La guerre du Liban dans les livres

Quatre ouvrages de genres différents, mais tous
d’un grand intérêt, reviennent sur la guerre du mois d’août dernier.

Denis Sieffert  • 22 février 2007 abonné·es

Les guerres et les révolutions inscrivent souvent dans l’histoire leur durée. Il y eut les « dix jours » qui ébranlèrent le monde, les « cinquante-cinq » jours de Pékin, la « guerre des six jours », voici celle des « trente-trois jours ». Comme s’il fallait s’étonner chaque fois que tant de bouleversements aient pu s’accomplir en si peu de temps. Trois des quatre ouvrages parus au cours des dernières semaines à propos de la guerre du Liban mettent en évidence, dans leur titre, le contraste entre sa relative brièveté et ses effets dévastateurs. Deux d’entre eux, celui du pacifiste israélien Uri Avnery et de la journaliste à Libération , Annette Lévy-Willard, relèvent de la chronique. Leurs auteurs ont réuni des textes écrits à chaud alors même que l’événement se poursuivait.
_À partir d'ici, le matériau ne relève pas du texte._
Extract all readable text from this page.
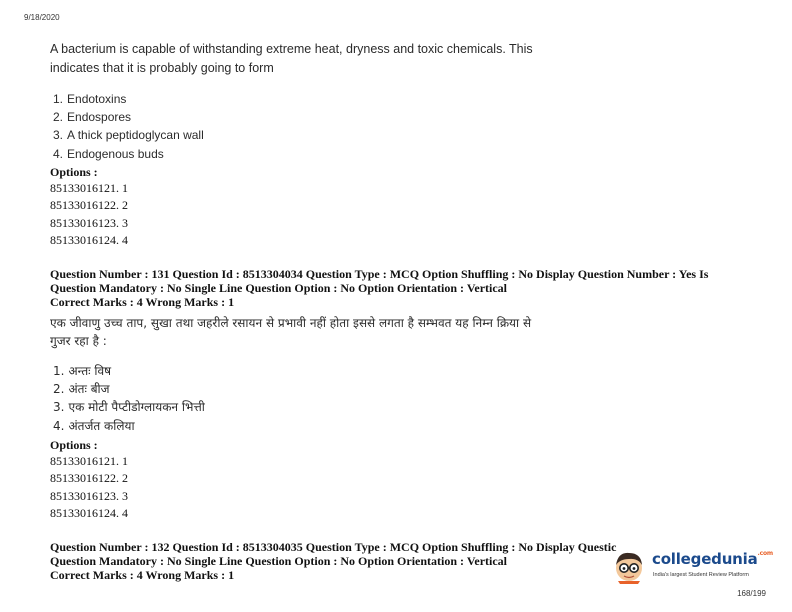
9/18/2020

A bacterium is capable of withstanding extreme heat, dryness and toxic chemicals. This
indicates that it is probably going to form

1. Endotoxins
2. Endospores
3. A thick peptidoglycan wall
4. Endogenous buds
Options :
85133016121. 1
85133016122. 2
85133016123. 3
85133016124. 4
Question Number : 131 Question Id : 8513304034 Question Type : MCQ Option Shuffling : No Display Question Number : Yes Is
Question Mandatory : No Single Line Question Option : No Option Orientation : Vertical
Correct Marks : 4 Wrong Marks : 1

एक जीवाणु उच्च ताप, सुखा तथा जहरीले रसायन से प्रभावी नहीं होता इससे लगता है सम्भवत यह निम्न क्रिया से
गुजर रहा है :

1. अन्तः विष
2. अंतः बीज
3. एक मोटी पैप्टीडोग्लायकन भित्ती
4. अंतर्जत कलिया
Options :
85133016121. 1
85133016122. 2
85133016123. 3
85133016124. 4
Question Number : 132 Question Id : 8513304035 Question Type : MCQ Option Shuffling : No Display Questic
Question Mandatory : No Single Line Question Option : No Option Orientation : Vertical
Correct Marks : 4 Wrong Marks : 1
collegedunia$^{.com}$
India's largest Student Review Platform
168/199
Un mot, une anecdote, en marge de la guerre, ont parfois retenu leur attention, plus que la guerre elle-même. Ainsi, cette observation d’Uri Avnery, qui note le 26 août 2006 : « Dans son dernier discours, qui a irrité tant de gens, le Président syrien Bashar al Assad a prononcé une phrase qui mérite attention : « Chaque nouvelle génération arabe déteste Israël plus que la génération précédente. » » « De tout ce qui a été dit sur la seconde guerre du Liban, conclut Avnery, ces mots sont peut-être les plus importants. Le principal produit de cette guerre est la haine. » À sa manière, Annette Lévy-Willard montre surtout le trouble qui gagne Israël, et décrit la migration du nord vers le sud de ceux qui ont les moyens de fuir les missiles du Hezbollah, tandis que les autres s’enferment dans des caves. Elle pointe aussi l’aveuglement du Premier ministre, Ehud Olmert, incapable d’entendre les conseils lucides de celle qui est devenue sa rivale au sein de son propre parti, Tzipi Livni, qui préconisa de faire avant la guerre ce qu’on se résolut à faire après : c’est-à-dire déployer une force internationale dans la zone de contact.
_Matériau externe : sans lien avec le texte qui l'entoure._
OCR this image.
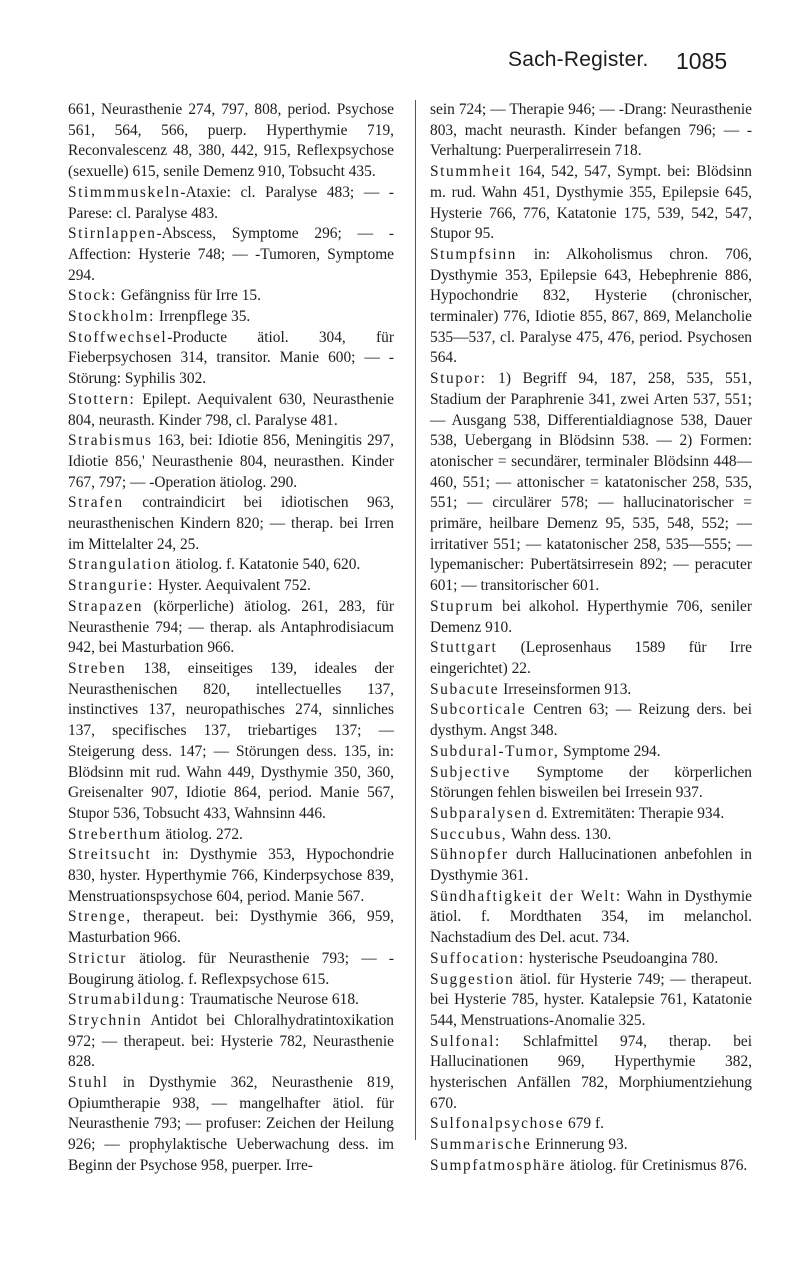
Sach-Register. 1085

661, Neurasthenie 274, 797, 808, period. Psychose 561, 564, 566, puerp. Hyperthymie 719, Reconvalescenz 48, 380, 442, 915, Reflexpsychose (sexuelle) 615, senile Demenz 910, Tobsucht 435.

Stimmmuskeln-Ataxie: cl. Paralyse 483; — -Parese: cl. Paralyse 483.

Stirnlappen-Abscess, Symptome 296; — -Affection: Hysterie 748; — -Tumoren, Symptome 294.

Stock: Gefängniss für Irre 15.

Stockholm: Irrenpflege 35.

Stoffwechsel-Producte ätiol. 304, für Fieberpsychosen 314, transitor. Manie 600; — -Störung: Syphilis 302.

Stottern: Epilept. Aequivalent 630, Neurasthenie 804, neurasth. Kinder 798, cl. Paralyse 481.

Strabismus 163, bei: Idiotie 856, Meningitis 297, Idiotie 856,' Neurasthenie 804, neurasthen. Kinder 767, 797; — -Operation ätiolog. 290.

Strafen contraindicirt bei idiotischen 963, neurasthenischen Kindern 820; — therap. bei Irren im Mittelalter 24, 25.

Strangulation ätiolog. f. Katatonie 540, 620.

Strangurie: Hyster. Aequivalent 752.

Strapazen (körperliche) ätiolog. 261, 283, für Neurasthenie 794; — therap. als Antaphrodisiacum 942, bei Masturbation 966.

Streben 138, einseitiges 139, ideales der Neurasthenischen 820, intellectuelles 137, instinctives 137, neuropathisches 274, sinnliches 137, specifisches 137, triebartiges 137; — Steigerung dess. 147; — Störungen dess. 135, in: Blödsinn mit rud. Wahn 449, Dysthymie 350, 360, Greisenalter 907, Idiotie 864, period. Manie 567, Stupor 536, Tobsucht 433, Wahnsinn 446.

Streberthum ätiolog. 272.

Streitsucht in: Dysthymie 353, Hypochondrie 830, hyster. Hyperthymie 766, Kinderpsychose 839, Menstruationspsychose 604, period. Manie 567.

Strenge, therapeut. bei: Dysthymie 366, 959, Masturbation 966.

Strictur ätiolog. für Neurasthenie 793; — -Bougirung ätiolog. f. Reflexpsychose 615.

Strumabildung: Traumatische Neurose 618.

Strychnin Antidot bei Chloralhydratintoxikation 972; — therapeut. bei: Hysterie 782, Neurasthenie 828.

Stuhl in Dysthymie 362, Neurasthenie 819, Opiumtherapie 938, — mangelhafter ätiol. für Neurasthenie 793; — profuser: Zeichen der Heilung 926; — prophylaktische Ueberwachung dess. im Beginn der Psychose 958, puerper. Irre-

sein 724; — Therapie 946; — -Drang: Neurasthenie 803, macht neurasth. Kinder befangen 796; — -Verhaltung: Puerperalirresein 718.

Stummheit 164, 542, 547, Sympt. bei: Blödsinn m. rud. Wahn 451, Dysthymie 355, Epilepsie 645, Hysterie 766, 776, Katatonie 175, 539, 542, 547, Stupor 95.

Stumpfsinn in: Alkoholismus chron. 706, Dysthymie 353, Epilepsie 643, Hebephrenie 886, Hypochondrie 832, Hysterie (chronischer, terminaler) 776, Idiotie 855, 867, 869, Melancholie 535—537, cl. Paralyse 475, 476, period. Psychosen 564.

Stupor: 1) Begriff 94, 187, 258, 535, 551, Stadium der Paraphrenie 341, zwei Arten 537, 551; — Ausgang 538, Differentialdiagnose 538, Dauer 538, Uebergang in Blödsinn 538. — 2) Formen: atonischer = secundärer, terminaler Blödsinn 448—460, 551; — attonischer = katatonischer 258, 535, 551; — circulärer 578; — hallucinatorischer = primäre, heilbare Demenz 95, 535, 548, 552; — irritativer 551; — katatonischer 258, 535—555; — lypemanischer: Pubertätsirresein 892; — peracuter 601; — transitorischer 601.

Stuprum bei alkohol. Hyperthymie 706, seniler Demenz 910.

Stuttgart (Leprosenhaus 1589 für Irre eingerichtet) 22.

Subacute Irreseinsformen 913.

Subcorticale Centren 63; — Reizung ders. bei dysthym. Angst 348.

Subdural-Tumor, Symptome 294.

Subjective Symptome der körperlichen Störungen fehlen bisweilen bei Irresein 937.

Subparalysen d. Extremitäten: Therapie 934.

Succubus, Wahn dess. 130.

Sühnopfer durch Hallucinationen anbefohlen in Dysthymie 361.

Sündhaftigkeit der Welt: Wahn in Dysthymie ätiol. f. Mordthaten 354, im melanchol. Nachstadium des Del. acut. 734.

Suffocation: hysterische Pseudoangina 780.

Suggestion ätiol. für Hysterie 749; — therapeut. bei Hysterie 785, hyster. Katalepsie 761, Katatonie 544, Menstruations-Anomalie 325.

Sulfonal: Schlafmittel 974, therap. bei Hallucinationen 969, Hyperthymie 382, hysterischen Anfällen 782, Morphiumentziehung 670.

Sulfonalpsychose 679 f.

Summarische Erinnerung 93.

Sumpfatmosphäre ätiolog. für Cretinismus 876.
À l’opposé, les deux autres ouvrages ont pris du champ par rapport à l’événement. Ils remontent loin en amont pour nous proposer des analyses l’un et l’autre de grande qualité. Figure du mouvement antiguerre, enseignant, originaire du Liban, Gilbert Achcar fait cause commune avec notre ami Michel Warschawski, dirigeant du Centre d’information alternative de Jérusalem, pour nous éclairer à contre-courant du récit dominant. Leur grand mérite est de réinscrire « la guerre des 33 jours » dans un contexte infiniment plus vaste qui est celui de la « guerre mondiale » de Washington. Ils citent à l’appui de leur thèse cette phrase de l’éditorialiste du Washington Post , Charles Krauthammer : le Hezbollah « est aujourd’hui le fer de lance d’un Iran assoiffé de nucléaire […] *, l’Amérique veut, l’Amérique a besoin d’une défaite décisive du Hezbollah. » « Or,* ajoute Krauthammer, il y a un débat virulent aux États-Unis sur la question de savoir si Israël, dans le monde de l’après-11 Septembre, est un atout pour les États-Unis ou, au contraire, un fardeau » . Et les deux auteurs montrent bien comment la « contribution » israélienne ne s’arrête pas à la guerre, mais à son explication qui renvoie toujours, dans la presse israélienne, et parmi les intellectuels, à un choc des cultures et des civilisations. Un livre clair et incisif, indispensable pour qui veut comprendre les ressorts profonds du conflit.

C’est aussi le cas de l’ouvrage collectif dirigé par Franck Mermier et Elizabeth Picard, Liban, une guerre de 33 jours . Il s’agit là d’un véritable livre de références écrit par quelques-uns des meilleurs spécialistes de la région, parmi lesquels Alain Dieckhoff, Hanna Jaber, Henry Laurens et Olivier Roy. Les enjeux israélo-libanais (« la terre, l’eau, la sécurité ») et internationaux sont disséqués. Là encore, la guerre est replacée dans le contexte plus vaste de la stratégie américaine. Ici, comme dans l’ouvrage précédent, on envisage la nature et la place du Hezbollah dans sa complexité, et non plus seulement comme une organisation terroriste à la solde de l’Iran… Et ce que Christophe Ayad et Caroline Donati appellent la « rupture de la solidarité arabe ». On y découvre que le Hezbollah est presque aussi diabolisé au Caire et à Riyad qu’il l’est en Israël. L’antagonisme chiites-sunnites, activé par les États-Unis, est l’une des données nouvelles de cette guerre meurtrière… de 33 jours.